I think part of the problem is that many people find it hard to seriously entertain the idea that anyone could possibly want a religious education class for a reason other than to proselytize to students. It simply doesn’t matter how, or how often, you say “knowing something about the beliefs of other people is part of being an educated person”, what too many people hear is “I’m going to try to brainwash your child.”

And this is unfortunate, because it is precisely those who don’t want children to learn who are, however unwittingly, brainwashing children. I’ve run across many young people who are so immersed in white, western, post-enlightenment culture that they have a hard time fathoming that there are other ways of thinking and doing things. Whether or not one, at the end of the day, agrees with those alternatives, it seems undeniable that it is better to reject them out of knowledge, rather than ignorance.

When I was a child, I struggled desperately with the questions addressed by the major religions of the world. Though I couldn’t have expressed it then, I was deeply frustrated and hurt by the unwritten rule that we simply do not talk about life’s most important questions in a place that is supposed to be teaching me to think and ask questions. An atheist, I suspect, may even argue that I am a Christian precisely because, as I quickly learned, the Church was the only place available to me willing to have that conversation.

On occasion, one encounters an idea that, the more one thinks about it, the less sense it makes. This has been my experience with opposition to religious education.

It seems to be connected to the foggy idea that it is somehow acceptable to drift through life without ever seriously considering the most important questions as more than matters of personal opinion–or ever looking into what great thinkers of the past have had to say on the subject. 

Here, one begins to suspect that it is not ultimately fear that one particular religion (presumably Christianity) will be favored in such classes. It seems that it just might have more to do with a certain fundamentalism. A fear that one’s own views will be dismissed by a generation that is better educated than one’s self.

Whether this is true or not, it is hard to see how this is all that different from insular religious groups sheltering their children from outside ideas–something opponents of religious education claim to decry.

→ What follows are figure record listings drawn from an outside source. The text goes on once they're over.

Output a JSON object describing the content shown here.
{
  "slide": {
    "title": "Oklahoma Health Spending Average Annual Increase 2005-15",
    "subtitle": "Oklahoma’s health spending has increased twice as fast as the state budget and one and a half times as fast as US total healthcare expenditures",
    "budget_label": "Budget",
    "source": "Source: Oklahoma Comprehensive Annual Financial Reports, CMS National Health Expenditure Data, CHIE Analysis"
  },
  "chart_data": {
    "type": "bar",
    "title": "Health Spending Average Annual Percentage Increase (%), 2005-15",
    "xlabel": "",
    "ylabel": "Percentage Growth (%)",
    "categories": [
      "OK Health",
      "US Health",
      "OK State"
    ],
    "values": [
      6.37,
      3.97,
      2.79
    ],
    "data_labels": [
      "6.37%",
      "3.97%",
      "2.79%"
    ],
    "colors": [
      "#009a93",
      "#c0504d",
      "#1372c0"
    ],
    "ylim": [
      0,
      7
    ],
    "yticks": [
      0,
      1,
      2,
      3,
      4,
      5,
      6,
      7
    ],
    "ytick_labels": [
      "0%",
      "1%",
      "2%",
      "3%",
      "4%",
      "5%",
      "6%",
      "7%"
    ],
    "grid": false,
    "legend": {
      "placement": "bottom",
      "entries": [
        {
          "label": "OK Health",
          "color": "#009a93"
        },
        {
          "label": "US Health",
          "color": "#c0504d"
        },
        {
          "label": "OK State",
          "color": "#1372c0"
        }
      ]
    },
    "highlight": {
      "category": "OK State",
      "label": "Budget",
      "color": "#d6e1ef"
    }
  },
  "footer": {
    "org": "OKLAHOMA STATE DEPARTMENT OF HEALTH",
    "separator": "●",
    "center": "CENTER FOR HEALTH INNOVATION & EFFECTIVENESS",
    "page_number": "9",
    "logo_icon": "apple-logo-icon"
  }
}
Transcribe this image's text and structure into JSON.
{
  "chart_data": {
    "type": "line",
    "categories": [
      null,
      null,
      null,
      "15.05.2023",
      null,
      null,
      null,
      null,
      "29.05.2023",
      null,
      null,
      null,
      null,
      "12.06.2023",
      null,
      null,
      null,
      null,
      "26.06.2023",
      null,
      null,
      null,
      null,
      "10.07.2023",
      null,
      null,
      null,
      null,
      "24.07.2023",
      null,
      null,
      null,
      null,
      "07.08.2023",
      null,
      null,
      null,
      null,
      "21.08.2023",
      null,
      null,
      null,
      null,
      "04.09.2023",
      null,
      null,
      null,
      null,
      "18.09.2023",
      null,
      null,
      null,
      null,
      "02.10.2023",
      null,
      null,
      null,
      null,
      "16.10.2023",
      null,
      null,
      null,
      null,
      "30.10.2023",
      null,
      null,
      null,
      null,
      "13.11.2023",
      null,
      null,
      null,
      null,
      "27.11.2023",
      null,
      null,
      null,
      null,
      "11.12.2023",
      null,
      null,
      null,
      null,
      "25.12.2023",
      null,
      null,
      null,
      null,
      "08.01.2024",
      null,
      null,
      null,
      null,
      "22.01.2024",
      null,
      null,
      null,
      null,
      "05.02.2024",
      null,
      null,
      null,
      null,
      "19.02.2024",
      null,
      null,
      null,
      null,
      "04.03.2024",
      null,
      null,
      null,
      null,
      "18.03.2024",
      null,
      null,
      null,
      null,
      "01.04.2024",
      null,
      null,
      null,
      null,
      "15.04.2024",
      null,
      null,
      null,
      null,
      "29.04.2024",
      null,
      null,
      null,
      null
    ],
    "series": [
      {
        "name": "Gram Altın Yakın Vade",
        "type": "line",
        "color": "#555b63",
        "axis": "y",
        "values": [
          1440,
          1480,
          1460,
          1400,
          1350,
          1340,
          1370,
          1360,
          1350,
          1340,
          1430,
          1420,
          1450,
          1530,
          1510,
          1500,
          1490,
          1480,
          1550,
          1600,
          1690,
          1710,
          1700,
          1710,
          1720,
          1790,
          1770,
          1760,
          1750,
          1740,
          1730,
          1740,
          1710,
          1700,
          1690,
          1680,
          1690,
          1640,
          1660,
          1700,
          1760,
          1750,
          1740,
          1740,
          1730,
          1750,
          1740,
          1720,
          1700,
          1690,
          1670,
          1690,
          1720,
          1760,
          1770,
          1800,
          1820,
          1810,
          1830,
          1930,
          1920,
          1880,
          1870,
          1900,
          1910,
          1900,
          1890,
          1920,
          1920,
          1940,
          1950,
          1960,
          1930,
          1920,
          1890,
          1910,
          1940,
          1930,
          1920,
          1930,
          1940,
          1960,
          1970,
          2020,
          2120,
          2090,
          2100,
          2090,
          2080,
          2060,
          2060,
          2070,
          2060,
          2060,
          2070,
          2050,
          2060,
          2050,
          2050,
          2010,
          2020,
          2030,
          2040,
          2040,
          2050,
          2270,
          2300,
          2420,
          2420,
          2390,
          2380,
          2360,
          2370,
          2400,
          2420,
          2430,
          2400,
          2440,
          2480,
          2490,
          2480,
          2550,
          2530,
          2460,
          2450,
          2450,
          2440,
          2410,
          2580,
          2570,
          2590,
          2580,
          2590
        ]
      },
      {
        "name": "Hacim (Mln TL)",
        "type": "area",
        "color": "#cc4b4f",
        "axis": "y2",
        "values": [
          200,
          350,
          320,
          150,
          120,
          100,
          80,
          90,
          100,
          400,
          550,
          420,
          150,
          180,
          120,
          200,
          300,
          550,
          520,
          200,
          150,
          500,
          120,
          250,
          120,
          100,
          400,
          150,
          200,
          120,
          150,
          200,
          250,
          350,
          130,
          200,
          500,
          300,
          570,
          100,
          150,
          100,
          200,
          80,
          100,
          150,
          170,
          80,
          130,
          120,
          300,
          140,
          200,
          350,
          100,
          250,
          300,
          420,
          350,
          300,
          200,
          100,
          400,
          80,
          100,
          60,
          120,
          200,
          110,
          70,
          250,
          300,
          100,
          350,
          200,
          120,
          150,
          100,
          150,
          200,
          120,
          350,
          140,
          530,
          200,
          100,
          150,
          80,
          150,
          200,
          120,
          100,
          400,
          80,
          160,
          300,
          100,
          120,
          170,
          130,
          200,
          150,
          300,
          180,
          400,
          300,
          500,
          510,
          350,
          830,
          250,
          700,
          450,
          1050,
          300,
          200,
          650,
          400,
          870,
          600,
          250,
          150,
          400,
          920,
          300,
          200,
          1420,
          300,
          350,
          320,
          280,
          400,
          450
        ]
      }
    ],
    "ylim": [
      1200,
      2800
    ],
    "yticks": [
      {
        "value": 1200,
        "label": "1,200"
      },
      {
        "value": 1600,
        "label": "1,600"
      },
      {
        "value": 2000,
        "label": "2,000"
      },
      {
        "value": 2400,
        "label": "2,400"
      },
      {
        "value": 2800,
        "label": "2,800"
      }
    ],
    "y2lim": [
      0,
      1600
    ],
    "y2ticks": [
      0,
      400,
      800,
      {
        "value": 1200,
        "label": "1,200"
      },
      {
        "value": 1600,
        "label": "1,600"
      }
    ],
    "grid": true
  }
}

4 responses to “Maintain the Ignorance

  • Logan Rees

    While I’m in favor of the idea theoretically, I think implementing it would be more controversial than it’s worth. Specifically I don’t think that most children that age are mature enough to study the subject objectively. It takes a certain amount of maturity for a religious or non-religious person to study religion from a secular perspective, and that’s why these classes are usually elective. As much as I’d love to see children brought up to have a broad and extensive understanding of religion, this would be seen as imposing a secular worldview on children, which would not go over well. I think more outrage would come from religious parents who would be afraid that their children were being forced into secularism, than from atheist ones worried that their children were being converted or proselytized. Unfortunately everyone has the right to ignorance, and the right to impose it on their children, but maybe one day we’ll mature enough as a society to be able to implement these measures.

    • Debilis

      These are understandable concerns. I’m not sure about that age, either. Though I definitely think it should be taught at some point.

      And, yes, I do see the point about imposing secularism. I really wish that were looked at as one of the alternative views (which it is), rather than a sort of default or neutral position. My hope would be that these classes would treat various secular philosophies as content to be studied.

      It seems that the phrase “the Devil’s in the details” is particularly apt (or, at least, amusing).

  • Logan Rees

    Also, Dan Dennett has something to say about this:

    • Debilis

      Thanks! I’ll have a look.

      I’ve actually seen that talk. I think his mistake is insisting that his theories are established well enough to be taught as fact in schools.